For the class of 2012, 61 percent of the students who started at DLMHS as freshman in the fall of 2008 graduated from DLMHS, compared with 64 percent from Deer Valley High School (DVHS) and 48 percent from Antioch High School (AHS). With the class of 2013, 68 percent of the freshman to start at DLMHS in the fall of 2009 graduated from DLMHS in the spring of 2013, compared with 71 percent at DVHS and 57 percent at AHS. Antioch is a community with a high mobility rate, and it is common for students to move out of the area before they complete their high school studies.
According to the California Department of Education (www.cde.ca.gov), 94.2 percent of seniors in the class of 2012 graduated from DLMHS, compared with 90.2 percent from DVHS and 78.7 percent from AHS. The ethnic makeup of the graduating class is reflective of the overall school population. For the class of 2012, 18 of the DLMHS graduates were African-American (8 of whom were male) and of those 18 students, 17 graduated meeting the UC/CSU a-g requirements. That is to say that 94 percent of African-American DLMHS graduates meet the minimum requirements for admission to the UC/CSU system, compared with 15 percent of African-American graduates from the Antioch Unified School District as a whole.
A similar story is true of Hispanic students, with 94 percent of these students graduating from DLMHS, and 100 percent meeting UC/CSU a-g, compared with 76 percent of Hispanic students graduating from the district and only 15 percent of Hispanic graduates meeting UC/CSU a-g requirements.
Over the last six years the school demographics have remained consistent.
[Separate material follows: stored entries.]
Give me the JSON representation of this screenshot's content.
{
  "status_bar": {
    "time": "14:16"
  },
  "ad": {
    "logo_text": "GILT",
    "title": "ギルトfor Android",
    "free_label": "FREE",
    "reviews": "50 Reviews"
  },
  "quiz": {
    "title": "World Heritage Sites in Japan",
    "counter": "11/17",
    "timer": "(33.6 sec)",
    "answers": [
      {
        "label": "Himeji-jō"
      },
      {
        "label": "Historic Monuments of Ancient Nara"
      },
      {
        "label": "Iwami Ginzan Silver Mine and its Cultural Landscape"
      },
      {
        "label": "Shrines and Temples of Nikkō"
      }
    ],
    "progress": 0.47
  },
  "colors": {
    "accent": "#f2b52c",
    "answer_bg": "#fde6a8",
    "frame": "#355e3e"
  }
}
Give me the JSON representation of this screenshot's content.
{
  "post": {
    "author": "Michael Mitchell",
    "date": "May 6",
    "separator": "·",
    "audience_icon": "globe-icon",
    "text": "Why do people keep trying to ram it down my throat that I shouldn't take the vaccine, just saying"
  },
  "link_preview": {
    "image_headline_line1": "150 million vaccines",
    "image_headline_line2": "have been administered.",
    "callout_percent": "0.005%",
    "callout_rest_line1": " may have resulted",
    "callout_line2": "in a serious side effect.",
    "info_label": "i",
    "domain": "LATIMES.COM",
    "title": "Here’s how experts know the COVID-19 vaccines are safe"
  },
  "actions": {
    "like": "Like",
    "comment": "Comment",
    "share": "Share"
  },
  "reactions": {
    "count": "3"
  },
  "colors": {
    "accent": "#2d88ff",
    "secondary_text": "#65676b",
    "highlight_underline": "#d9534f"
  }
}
From 2008 (14 percent African-American, 35 percent Hispanic and 30 percent white) to 2013 (16 percent black, 38 percent Hispanic, 22 percent white), we have actually seen an increase in the number of traditionally thought of minority students enrolled.
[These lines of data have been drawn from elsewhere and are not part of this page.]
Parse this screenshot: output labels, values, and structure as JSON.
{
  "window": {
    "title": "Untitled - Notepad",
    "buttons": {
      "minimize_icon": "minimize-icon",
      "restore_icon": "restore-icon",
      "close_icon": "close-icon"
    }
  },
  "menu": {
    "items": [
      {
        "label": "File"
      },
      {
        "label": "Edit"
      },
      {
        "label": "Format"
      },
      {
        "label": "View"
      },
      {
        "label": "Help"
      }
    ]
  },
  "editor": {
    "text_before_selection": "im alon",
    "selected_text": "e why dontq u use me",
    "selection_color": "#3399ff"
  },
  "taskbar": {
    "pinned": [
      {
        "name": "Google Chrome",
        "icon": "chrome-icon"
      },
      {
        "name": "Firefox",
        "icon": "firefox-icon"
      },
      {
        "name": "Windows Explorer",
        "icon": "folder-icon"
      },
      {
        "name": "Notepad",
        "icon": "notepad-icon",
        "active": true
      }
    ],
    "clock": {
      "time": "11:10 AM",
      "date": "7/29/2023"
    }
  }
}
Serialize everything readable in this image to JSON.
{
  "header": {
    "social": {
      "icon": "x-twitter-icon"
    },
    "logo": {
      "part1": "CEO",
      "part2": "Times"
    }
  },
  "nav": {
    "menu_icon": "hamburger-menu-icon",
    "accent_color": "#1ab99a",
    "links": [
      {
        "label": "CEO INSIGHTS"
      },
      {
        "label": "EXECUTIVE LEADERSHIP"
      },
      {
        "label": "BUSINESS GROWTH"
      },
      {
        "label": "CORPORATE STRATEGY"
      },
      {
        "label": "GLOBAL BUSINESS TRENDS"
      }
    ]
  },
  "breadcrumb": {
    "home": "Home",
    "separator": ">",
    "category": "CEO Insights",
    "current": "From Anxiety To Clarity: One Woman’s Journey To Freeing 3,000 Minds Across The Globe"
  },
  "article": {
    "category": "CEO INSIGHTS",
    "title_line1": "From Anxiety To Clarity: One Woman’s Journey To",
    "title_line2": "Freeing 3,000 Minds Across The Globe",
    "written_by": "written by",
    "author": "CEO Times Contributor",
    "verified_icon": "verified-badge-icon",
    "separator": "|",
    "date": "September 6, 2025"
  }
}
Examining the classes of 2012 and 2013 more closely shows that percentage of black and Hispanic students hardly changed from ninth to 12th grade.
The class of 2012 started with 15 percent African-American students and finished with 14 percent, while the class of 2013 started with 15 percent and finished with 13 percent.
A similar story is found with Hispanic students: 32 percent of the ninth- grade students in the class of 2012 were Hispanic and 28 percent of the graduates in 2012 were Hispanic.
In the class of 2013, the percentage of Hispanic students actually rose from 35 percent as freshman to 38 percent as seniors.
To suggest that DLMHS systematically forces certain populations of students to leave is simply not supported by the data.
Instead of trying to dismantle the program that is Dozier-Libbey with lies and half-truths, perhaps the community should take a closer look at the district itself -- ask what interventions are necessary to uphold high standards for all students -- to make sure that all students are ready for the next step in their journey.
Robert Young is a Dozier-Libbey Medical High School physiology teacher, science department chair, School Coordinator for the Western Association of Schools & Colleges (WASC), and lead petitioner for Charter Conversion of DLMHS.